Expensive ideology

The Green Party seems to have “Trans Ally”d itself off a cliff.

Shadow hangs over the future of the Green Party of England and Wales, as the party’s official financial accounts suggest a legal challenge from a former deputy leader could bring the organisation down as a “going concern”.

The latest accounts from the Greens, filed with the Electoral Commission, reveal a warning from auditors that a “material uncertainty exists regarding legal claims” as to whether the party will continue to remain financially afloat.

Byline Times has learnt that this uncertainty revolves around impending legal claims from several gender critical activists – including former deputy leader Shahrar Ali, who is suing the party over alleged discrimination based on his views about gender and sex.

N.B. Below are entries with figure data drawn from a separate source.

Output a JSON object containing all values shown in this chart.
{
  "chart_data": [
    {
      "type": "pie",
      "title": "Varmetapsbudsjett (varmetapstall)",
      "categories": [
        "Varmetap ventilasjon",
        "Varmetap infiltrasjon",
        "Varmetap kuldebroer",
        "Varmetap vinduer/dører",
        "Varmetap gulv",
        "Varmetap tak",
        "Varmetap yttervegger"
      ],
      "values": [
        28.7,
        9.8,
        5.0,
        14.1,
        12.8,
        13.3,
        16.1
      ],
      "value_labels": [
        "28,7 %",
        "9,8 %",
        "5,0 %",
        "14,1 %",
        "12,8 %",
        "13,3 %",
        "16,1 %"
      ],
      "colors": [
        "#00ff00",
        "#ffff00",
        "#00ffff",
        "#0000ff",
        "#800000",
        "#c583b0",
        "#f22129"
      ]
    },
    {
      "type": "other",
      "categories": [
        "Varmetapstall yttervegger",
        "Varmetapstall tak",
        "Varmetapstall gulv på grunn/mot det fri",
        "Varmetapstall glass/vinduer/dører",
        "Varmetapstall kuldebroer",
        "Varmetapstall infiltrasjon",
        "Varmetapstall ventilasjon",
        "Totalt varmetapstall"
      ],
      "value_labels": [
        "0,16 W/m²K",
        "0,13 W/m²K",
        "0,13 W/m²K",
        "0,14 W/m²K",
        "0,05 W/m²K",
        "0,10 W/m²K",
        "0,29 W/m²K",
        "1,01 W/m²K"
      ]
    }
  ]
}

Shahrar Ali, an academic who was joint deputy leader of the party between 2014 and 2016, is a prominent critic of the Green Party’s official stance on gender issues, including the party’s backing for self-identification and the principle that ‘trans women are women’. He has stood unsuccessfully for the leadership three times, but is now embroiled in a fierce legal battle with the executive. 

Legal battles are expensive.

“What it can do is put the party in a position where it can’t employ staff any more and its member income is basically going on servicing the debt. The assumption is at this point many members will leave etc. so the income will go down. It’s not really about the compensation – which at £34,000 isn’t much in the scheme of things – it’s the legal costs to defend. 

“So the party will still exist, but in a much diminished state, with much less staff and much less success going forward because of it.”

All because of the party’s war on women.

Two women who were booted from the party for not submitting to gender ideology are also suing.